The research, conducted by Andrew Woo for the rental listing website, found that people who did not go to college are in far worse shape when it comes to being able to afford a house than college graduates, even after factoring in student loan debt. The study surveyed 31,000 people between 18 and 34 years old.

“Among millennials without a college degree, however, the outlook for homeownership is bleak,” says the report.

Woo found that these days it would take the average person without a college degree 15 years to be able to afford to buy a house, or five years more than a college grad with student debt. But even that assessment looks optimistic.

Apartment List’s survey found that the average millennial without a college degree saves roughly $2,000 a year, about $1,000 less a month than what a similar-aged college graduate with student loan debt saves. According to Trulia, which is what Woo used, the average starter home these days costs $154,156. That’s how Woo gets to the figure that it would take a non-college graduate 15 years to save up for a downpayment to buy a house.

But here’s the thing: That would only be the case if mortgage rates stay where they are today, at roughly 3.5%, which are at historic lows. At today’s rates, a mortgage on the remaining amount a millennial would owe on a starter home after downpayment, $123,325, would be affordable.

But if rates on 30-year fixed mortgages returned to where they have averaged over the past 15 years, which is 5.5%, it would take a millennial without a college degree an additional eight and a half years to be able to afford a home, or more than 23 years.
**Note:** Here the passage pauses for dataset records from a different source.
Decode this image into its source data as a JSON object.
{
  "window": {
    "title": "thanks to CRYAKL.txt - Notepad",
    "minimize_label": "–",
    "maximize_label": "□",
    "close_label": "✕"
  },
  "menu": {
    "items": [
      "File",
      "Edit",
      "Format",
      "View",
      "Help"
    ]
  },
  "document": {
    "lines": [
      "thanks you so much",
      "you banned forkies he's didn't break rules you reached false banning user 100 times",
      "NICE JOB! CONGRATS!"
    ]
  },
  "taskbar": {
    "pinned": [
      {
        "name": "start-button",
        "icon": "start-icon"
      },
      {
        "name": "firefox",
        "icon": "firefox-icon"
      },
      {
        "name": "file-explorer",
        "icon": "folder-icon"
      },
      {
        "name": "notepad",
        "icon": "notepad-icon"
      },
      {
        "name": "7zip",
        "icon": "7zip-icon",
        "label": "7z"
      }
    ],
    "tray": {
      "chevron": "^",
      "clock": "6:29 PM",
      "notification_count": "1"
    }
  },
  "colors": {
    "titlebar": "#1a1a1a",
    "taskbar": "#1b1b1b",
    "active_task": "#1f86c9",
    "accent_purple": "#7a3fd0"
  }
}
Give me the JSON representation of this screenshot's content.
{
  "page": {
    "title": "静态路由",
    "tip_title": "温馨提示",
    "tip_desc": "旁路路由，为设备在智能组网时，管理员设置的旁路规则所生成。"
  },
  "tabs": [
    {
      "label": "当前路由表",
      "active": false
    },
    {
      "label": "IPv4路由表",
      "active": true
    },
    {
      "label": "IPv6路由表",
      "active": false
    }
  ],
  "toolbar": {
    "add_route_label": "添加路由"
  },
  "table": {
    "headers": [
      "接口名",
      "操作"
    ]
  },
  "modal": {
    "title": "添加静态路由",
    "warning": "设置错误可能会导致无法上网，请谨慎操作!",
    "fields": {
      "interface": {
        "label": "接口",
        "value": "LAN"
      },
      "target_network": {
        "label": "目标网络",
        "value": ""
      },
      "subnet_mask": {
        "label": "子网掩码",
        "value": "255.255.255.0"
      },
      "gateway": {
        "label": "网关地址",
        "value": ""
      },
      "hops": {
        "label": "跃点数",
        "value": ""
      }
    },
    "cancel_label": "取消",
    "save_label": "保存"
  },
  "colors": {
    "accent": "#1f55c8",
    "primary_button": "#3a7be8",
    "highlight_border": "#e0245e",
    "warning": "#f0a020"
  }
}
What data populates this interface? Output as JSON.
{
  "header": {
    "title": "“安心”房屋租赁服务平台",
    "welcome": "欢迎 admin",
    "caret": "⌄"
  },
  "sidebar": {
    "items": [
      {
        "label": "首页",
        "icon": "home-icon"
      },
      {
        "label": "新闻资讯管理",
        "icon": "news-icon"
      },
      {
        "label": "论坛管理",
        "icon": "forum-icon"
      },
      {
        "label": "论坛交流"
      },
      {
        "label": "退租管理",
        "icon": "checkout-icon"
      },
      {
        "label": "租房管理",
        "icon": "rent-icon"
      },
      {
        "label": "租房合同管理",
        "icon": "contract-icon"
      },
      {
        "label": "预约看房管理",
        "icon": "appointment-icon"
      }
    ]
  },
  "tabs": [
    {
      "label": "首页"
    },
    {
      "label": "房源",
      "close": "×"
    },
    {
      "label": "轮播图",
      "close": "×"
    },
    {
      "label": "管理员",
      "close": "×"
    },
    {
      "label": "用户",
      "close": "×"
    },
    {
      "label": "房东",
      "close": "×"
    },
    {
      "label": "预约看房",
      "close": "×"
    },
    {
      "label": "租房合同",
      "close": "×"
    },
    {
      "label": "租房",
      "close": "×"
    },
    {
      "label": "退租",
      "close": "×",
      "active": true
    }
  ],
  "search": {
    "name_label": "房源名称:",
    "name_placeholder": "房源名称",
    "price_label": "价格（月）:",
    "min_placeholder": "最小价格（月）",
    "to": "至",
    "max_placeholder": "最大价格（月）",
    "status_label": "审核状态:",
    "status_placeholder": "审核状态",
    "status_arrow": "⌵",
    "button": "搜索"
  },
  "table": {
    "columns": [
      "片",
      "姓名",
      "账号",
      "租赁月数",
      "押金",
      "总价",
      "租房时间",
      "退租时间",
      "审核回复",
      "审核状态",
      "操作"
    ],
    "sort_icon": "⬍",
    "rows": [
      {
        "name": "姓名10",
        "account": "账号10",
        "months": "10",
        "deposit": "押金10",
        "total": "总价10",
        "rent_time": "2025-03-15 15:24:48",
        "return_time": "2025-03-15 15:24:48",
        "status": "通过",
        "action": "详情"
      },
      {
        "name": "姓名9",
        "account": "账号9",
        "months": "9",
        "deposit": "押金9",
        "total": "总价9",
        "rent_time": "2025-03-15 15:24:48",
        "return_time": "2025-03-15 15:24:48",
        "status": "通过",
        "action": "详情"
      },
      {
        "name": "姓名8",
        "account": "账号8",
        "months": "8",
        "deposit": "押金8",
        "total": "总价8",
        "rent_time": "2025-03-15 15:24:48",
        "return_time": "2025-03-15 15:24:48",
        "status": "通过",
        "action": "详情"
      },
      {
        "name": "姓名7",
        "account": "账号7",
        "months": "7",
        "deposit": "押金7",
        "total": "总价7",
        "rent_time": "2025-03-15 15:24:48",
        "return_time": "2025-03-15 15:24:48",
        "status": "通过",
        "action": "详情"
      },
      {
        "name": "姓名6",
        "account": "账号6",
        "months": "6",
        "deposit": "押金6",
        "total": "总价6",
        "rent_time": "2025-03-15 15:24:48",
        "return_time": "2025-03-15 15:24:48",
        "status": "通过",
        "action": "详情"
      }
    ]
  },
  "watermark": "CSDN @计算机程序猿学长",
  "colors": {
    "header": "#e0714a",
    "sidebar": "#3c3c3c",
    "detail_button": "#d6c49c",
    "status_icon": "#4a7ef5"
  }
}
If instead 30-year mortgage rates go back to where they were 15 years ago, which was 7.3%, then the wait time to buy a house for a non-college grad shoots up by nearly 22 years, for a total of 37 years.
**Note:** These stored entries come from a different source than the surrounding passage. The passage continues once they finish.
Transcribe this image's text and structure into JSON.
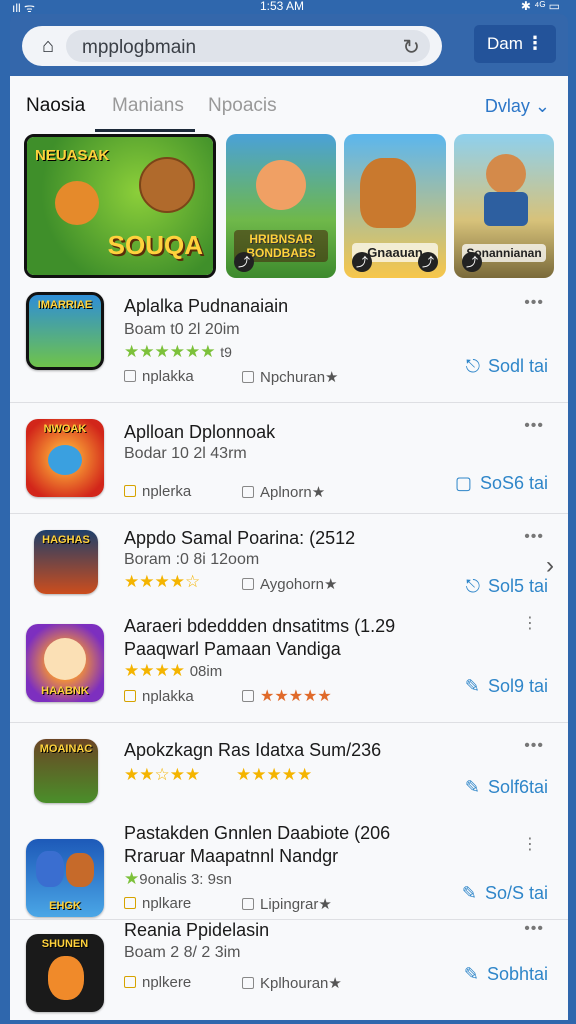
{
  "statusbar": {
    "time": "1:53 AM",
    "left": "ıll ᯤ",
    "right": "✱ ⁴ᴳ ▭"
  },
  "header": {
    "url": "mpplogbmain",
    "menu_label": "Dam"
  },
  "tabs": [
    {
      "label": "Naosia",
      "active": true
    },
    {
      "label": "Manians",
      "active": false
    },
    {
      "label": "Npoacis",
      "active": false
    }
  ],
  "sort_label": "Dvlay ⌄",
  "banners": [
    {
      "title": "SOUQA",
      "top_text": "NEUASAK",
      "colors": [
        "#3f8f2a",
        "#8ccf3a"
      ]
    },
    {
      "title": "HRIBNSAR BONDBABS",
      "colors": [
        "#4aa1d8",
        "#3d8a2d"
      ]
    },
    {
      "title": "Gnaauan",
      "colors": [
        "#5bb6ee",
        "#f7c64a"
      ]
    },
    {
      "title": "Sonannianan",
      "colors": [
        "#8ed0ee",
        "#7a6a3a"
      ]
    }
  ],
  "apps": [
    {
      "name": "Aplalka Pudnanaiain",
      "sub": "Boam t0 2l 20im",
      "stars": "★★★★★★",
      "stars_note": "t9",
      "meta1": "nplakka",
      "meta2": "Npchuran★",
      "action": "Sodl tai",
      "icon_label": "IMARRIAE",
      "icon_colors": [
        "#2f8ed6",
        "#6fc34a"
      ]
    },
    {
      "name": "Aplloan Dplonnoak",
      "sub": "Bodar 10 2l 43rm",
      "meta1": "nplerka",
      "meta2": "Aplnorn★",
      "action": "SoS6 tai",
      "icon_label": "NWOAK",
      "icon_colors": [
        "#ff8a1f",
        "#d2261a"
      ]
    },
    {
      "name": "Appdo Samal Poarina: (2512",
      "sub": "Boram :0 8i 12oom",
      "stars": "★★★★☆",
      "meta2": "Aygohorn★",
      "action": "Sol5 tai",
      "icon_label": "HAGHAS",
      "icon_colors": [
        "#1f3f6a",
        "#cc4d1d"
      ]
    },
    {
      "name": "Aaraeri bdeddden dnsatitms (1.29",
      "name2": "Paaqwarl Pamaan Vandiga",
      "stars": "★★★★",
      "stars_note": "08im",
      "meta1": "nplakka",
      "meta2": "★★★★★",
      "action": "Sol9 tai",
      "icon_label": "HAABNK",
      "icon_colors": [
        "#7d2fbf",
        "#e23ad1"
      ]
    },
    {
      "name": "Apokzkagn Ras Idatxa Sum/236",
      "stars": "★★☆★★",
      "stars2": "★★★★★",
      "action": "Solf6tai",
      "icon_label": "MOAINAC",
      "icon_colors": [
        "#6b4525",
        "#4a8f2a"
      ]
    },
    {
      "name": "Pastakden Gnnlen Daabiote (206",
      "name2": "Rraruar Maapatnnl Nandgr",
      "stars": "★",
      "stars_note": "9onalis 3: 9sn",
      "meta1": "nplkare",
      "meta2": "Lipingrar★",
      "action": "So/S tai",
      "icon_label": "EHGK",
      "icon_colors": [
        "#1d59b8",
        "#4aa6e6"
      ]
    },
    {
      "name": "Reania Ppidelasin",
      "sub": "Boam 2 8/ 2 3im",
      "meta1": "nplkere",
      "meta2": "Kplhouran★",
      "action": "Sobhtai",
      "icon_label": "SHUNEN",
      "icon_colors": [
        "#1a1a1a",
        "#2d2d2d"
      ]
    }
  ]
}
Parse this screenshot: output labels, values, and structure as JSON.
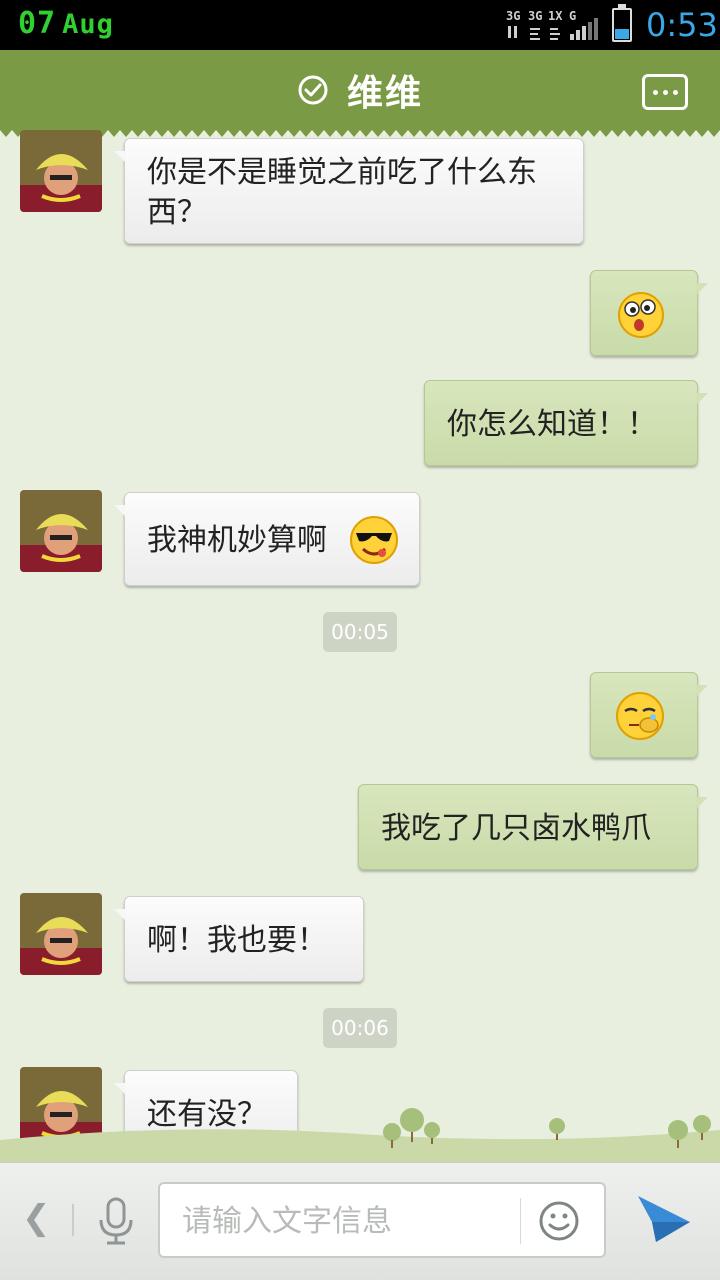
{
  "status_bar": {
    "date_day": "07",
    "date_month": "Aug",
    "time": "0:53",
    "battery_level": 0.35,
    "icons": [
      "3g-icon",
      "3g-icon",
      "1x-icon",
      "g-icon",
      "signal-icon",
      "battery-icon"
    ]
  },
  "header": {
    "title": "维维",
    "verified_icon": "check-circle-icon",
    "menu_icon": "more-dots-icon",
    "color": "#7b9a45"
  },
  "messages": [
    {
      "side": "in",
      "text": "你是不是睡觉之前吃了什么东西？"
    },
    {
      "side": "out",
      "emoji": "surprised-emoji-icon"
    },
    {
      "side": "out",
      "text": "你怎么知道！！"
    },
    {
      "side": "in",
      "text": "我神机妙算啊",
      "emoji": "cool-sunglasses-emoji-icon"
    },
    {
      "side": "time",
      "text": "00:05"
    },
    {
      "side": "out",
      "emoji": "shy-covering-face-emoji-icon"
    },
    {
      "side": "out",
      "text": "我吃了几只卤水鸭爪"
    },
    {
      "side": "in",
      "text": "啊！我也要！"
    },
    {
      "side": "time",
      "text": "00:06"
    },
    {
      "side": "in",
      "text": "还有没？"
    }
  ],
  "input_bar": {
    "placeholder": "请输入文字信息",
    "value": ""
  },
  "colors": {
    "incoming_bubble": "#f4f4f4",
    "outgoing_bubble": "#d2e2b5",
    "background": "#e9efdf",
    "time_accent": "#3aa7e6"
  }
}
And that math is for what it costs to buy a house in the average city. In San Francisco, the second-most expensive city for starter homes, it would take a non-grad nearly 50 years just to save up for the 20% down payment—a massive jump up from the just over 11 years a college grad without student loans would have to wait. Factor in rising interest rates, and the number of years it would take someone without a college degree to buy in San Francisco shoots up to well over 100 years, which translates into never.

When it comes to millennials without a college degree, it appears the American Dream is more farfetched than ever.